India, se converti un indù ora rischi l’ergastolo

indu conversione

Duro inasprimento di leggi in India per chi converte un indù. Si parla di conversioni forzate ma i sacerdoti cattolici temono anche per la semplice messa domenicale.


 

La libertà religiosa sembra valere solo negli Stati di origine cristiana.

Da anni si registra in India un inasprimento delle leggi contro la conversione religiosa, in particolare in questo momento storico.

Quanto sta avvenendo nello stato dell’Uttarakhand ne è un esempio emblematico.

 

Ergastolo e multe a chi converte un indù

Il 13 agosto 2025 il governo locale ha approvato una proposta di legge che prevede pene detentive da tre anni all’ergastolo e multe fino a 10 lakh di rupie (circa 12.000 euro) per chiunque sia ritenuto colpevole di conversioni forzate.

In casi particolarmente gravi, la pena può durare quindi tutta la vita, con la possibilità di confisca dei beni e arresto senza mandato. Il testo andrà approvata dall’Assemblea dello Stato, sessione prevista per il 19 agosto.
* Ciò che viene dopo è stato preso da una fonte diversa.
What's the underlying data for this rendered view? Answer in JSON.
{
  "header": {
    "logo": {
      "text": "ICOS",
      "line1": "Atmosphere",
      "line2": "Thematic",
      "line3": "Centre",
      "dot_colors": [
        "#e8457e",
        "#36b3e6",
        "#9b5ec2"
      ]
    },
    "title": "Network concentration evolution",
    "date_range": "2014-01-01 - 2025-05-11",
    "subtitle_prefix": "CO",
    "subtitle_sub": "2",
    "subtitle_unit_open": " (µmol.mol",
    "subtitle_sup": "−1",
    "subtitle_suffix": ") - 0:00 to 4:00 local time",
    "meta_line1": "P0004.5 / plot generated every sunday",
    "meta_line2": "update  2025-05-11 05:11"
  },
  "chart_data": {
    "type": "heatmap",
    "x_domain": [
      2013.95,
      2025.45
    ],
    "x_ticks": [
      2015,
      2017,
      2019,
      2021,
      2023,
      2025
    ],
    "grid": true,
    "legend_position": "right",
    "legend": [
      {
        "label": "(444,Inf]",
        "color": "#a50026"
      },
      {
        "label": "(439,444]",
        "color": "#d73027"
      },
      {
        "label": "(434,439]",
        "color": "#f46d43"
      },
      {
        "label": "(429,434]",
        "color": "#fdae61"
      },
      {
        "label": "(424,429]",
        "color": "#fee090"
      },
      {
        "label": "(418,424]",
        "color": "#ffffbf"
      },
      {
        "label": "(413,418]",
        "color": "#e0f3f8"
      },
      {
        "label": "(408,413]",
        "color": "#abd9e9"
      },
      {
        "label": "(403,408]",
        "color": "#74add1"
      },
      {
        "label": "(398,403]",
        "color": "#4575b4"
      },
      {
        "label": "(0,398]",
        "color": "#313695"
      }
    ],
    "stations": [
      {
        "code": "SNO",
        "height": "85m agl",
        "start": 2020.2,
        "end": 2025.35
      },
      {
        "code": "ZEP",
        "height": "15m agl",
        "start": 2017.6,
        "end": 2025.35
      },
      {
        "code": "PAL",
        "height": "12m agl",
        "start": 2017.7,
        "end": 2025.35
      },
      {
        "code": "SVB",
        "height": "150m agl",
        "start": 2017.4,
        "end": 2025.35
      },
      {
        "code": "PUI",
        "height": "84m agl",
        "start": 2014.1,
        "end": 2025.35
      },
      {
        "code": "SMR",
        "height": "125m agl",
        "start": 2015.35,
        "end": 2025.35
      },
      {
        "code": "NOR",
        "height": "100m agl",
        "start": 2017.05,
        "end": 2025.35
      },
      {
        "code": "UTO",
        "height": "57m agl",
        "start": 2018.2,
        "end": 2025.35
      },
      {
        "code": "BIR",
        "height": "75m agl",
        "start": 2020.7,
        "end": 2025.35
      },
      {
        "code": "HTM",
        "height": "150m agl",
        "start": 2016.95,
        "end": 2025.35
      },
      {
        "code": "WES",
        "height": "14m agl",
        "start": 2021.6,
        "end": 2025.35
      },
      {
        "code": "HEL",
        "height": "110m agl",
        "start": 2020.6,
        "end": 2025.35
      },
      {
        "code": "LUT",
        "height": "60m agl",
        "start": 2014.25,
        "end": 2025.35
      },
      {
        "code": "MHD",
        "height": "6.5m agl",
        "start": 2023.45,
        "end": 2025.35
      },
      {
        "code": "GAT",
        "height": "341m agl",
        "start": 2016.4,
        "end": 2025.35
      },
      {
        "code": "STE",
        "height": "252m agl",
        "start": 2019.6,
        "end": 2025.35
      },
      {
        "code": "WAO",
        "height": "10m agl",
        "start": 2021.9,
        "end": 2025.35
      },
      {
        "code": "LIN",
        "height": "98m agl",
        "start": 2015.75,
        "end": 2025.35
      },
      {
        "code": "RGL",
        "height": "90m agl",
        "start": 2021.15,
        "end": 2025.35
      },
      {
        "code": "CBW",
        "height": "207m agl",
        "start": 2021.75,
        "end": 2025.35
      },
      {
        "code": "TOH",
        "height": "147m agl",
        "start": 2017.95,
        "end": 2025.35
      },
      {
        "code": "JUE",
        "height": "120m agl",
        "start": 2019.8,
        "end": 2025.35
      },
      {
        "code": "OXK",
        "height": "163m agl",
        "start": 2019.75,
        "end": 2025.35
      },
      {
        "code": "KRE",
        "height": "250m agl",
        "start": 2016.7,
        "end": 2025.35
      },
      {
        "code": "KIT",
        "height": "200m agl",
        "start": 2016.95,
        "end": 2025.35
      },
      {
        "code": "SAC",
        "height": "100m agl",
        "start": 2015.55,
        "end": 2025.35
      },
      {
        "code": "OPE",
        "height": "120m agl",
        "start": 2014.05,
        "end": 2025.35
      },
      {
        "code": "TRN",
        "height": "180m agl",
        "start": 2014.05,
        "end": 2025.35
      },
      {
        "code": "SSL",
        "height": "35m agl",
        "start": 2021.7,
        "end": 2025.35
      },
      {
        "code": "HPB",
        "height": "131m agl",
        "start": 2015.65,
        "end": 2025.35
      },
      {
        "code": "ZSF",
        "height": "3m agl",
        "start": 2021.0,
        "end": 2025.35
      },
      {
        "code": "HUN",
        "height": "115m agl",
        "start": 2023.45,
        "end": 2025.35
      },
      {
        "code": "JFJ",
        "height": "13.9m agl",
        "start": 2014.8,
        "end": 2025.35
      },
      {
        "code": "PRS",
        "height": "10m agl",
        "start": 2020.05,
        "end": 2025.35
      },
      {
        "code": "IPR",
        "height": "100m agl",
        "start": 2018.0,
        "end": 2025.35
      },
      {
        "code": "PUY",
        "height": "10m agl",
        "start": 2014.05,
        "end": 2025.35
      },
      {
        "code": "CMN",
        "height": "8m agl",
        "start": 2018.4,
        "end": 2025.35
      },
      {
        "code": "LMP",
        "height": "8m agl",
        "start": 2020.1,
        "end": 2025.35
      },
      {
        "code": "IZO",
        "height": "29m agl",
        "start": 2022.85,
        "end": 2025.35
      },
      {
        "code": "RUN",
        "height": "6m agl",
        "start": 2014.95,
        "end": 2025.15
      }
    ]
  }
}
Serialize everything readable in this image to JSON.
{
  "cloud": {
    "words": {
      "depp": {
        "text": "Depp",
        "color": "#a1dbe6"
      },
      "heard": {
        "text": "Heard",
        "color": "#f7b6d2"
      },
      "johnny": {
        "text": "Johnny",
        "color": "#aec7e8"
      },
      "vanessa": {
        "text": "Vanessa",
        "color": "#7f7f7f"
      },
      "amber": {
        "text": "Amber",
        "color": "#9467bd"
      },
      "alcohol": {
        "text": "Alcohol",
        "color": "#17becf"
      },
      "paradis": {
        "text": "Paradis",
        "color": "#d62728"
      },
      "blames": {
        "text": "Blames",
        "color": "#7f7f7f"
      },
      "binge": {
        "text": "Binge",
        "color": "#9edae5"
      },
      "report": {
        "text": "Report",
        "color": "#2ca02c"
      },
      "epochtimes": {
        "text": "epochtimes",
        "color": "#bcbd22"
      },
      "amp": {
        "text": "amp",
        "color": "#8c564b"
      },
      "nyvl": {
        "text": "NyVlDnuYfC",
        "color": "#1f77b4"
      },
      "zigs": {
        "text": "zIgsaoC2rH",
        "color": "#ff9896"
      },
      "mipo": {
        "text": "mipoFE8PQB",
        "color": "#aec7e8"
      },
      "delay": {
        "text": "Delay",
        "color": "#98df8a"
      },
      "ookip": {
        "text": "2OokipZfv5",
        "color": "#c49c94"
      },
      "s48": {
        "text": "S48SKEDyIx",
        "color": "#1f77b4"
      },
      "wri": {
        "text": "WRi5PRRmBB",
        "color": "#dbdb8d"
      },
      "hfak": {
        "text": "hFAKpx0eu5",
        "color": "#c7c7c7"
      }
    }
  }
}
Questa legge si inserisce in un contesto più ampio di legislazioni simili adottate in altri stati indiani, come Uttar Pradesh e Madhya Pradesh, che hanno introdotto pene severe per chiunque tenti di convertire soprattutto donne, bambini e membri delle caste più basse.

Soltanto alcune settimane fa due suore cattoliche, Preeti Mary e suor Vandana Francis delle Green Garden Sisters, sono state incarcerate nello stato di Uttar Pradesh con l’accusa di conversione forzata. Dopo essere state tratte in arresto a seguito di una denuncia infondata -suscitando indignazione tra le comunità religiose e le organizzazioni per i diritti umani-, le religiose sono state rilasciate su cauzione.

 

Divieto anche sui social e la messa è a rischio

Particolarmente sconcertante è il divieto previsto dal partito induista nazionalista Bharatiya Janata Party (BJP) anche per l’evangelizzazione attraverso i social media, le app di messaggistica e qualsiasi mezzo online, che «saranno ora vietati e punibili».

Padre Jinto Arimbookaram, della diocesi di Bijnor, ha chiesto molta attenzione alla comunità in quanto perfino «la nostra normale messa domenicale e le funzioni religiose, o qualsiasi altra funzione della Chiesa, possono essere etichettate come attività di conversione religiosa».

Gli esperti fanno comunque presente che la Corte Suprema difficilmente approverà una simile legge in palese violazione con il diritto fondamentale alla religione garantito dall’articolo 25 della Costituzione.

 

Di cosa hanno paura?

Ovviamente è più che legittimo proteggere le persone da conversioni forzate, soprattutto se indotte da qualche incentivo, ma nessuno è così ingenuo da pensare che leggi di questo tipo non servano semplicemente ad ostacolare le conversioni indù al cristianesimo.

Che cosa temono questi induisti?

Non tanto il cristianesimo in sé, quanto l’idea di libertà che esso rappresenta e incarna: la possibilità per ciascuno di scegliere la propria fede, allontanandosi anche da quella socialmente imposta.

La stessa libertà che viene loro garantita quando si recano nei Paesi culturalmente cristiani, dove è considerata un diritto fondamentale.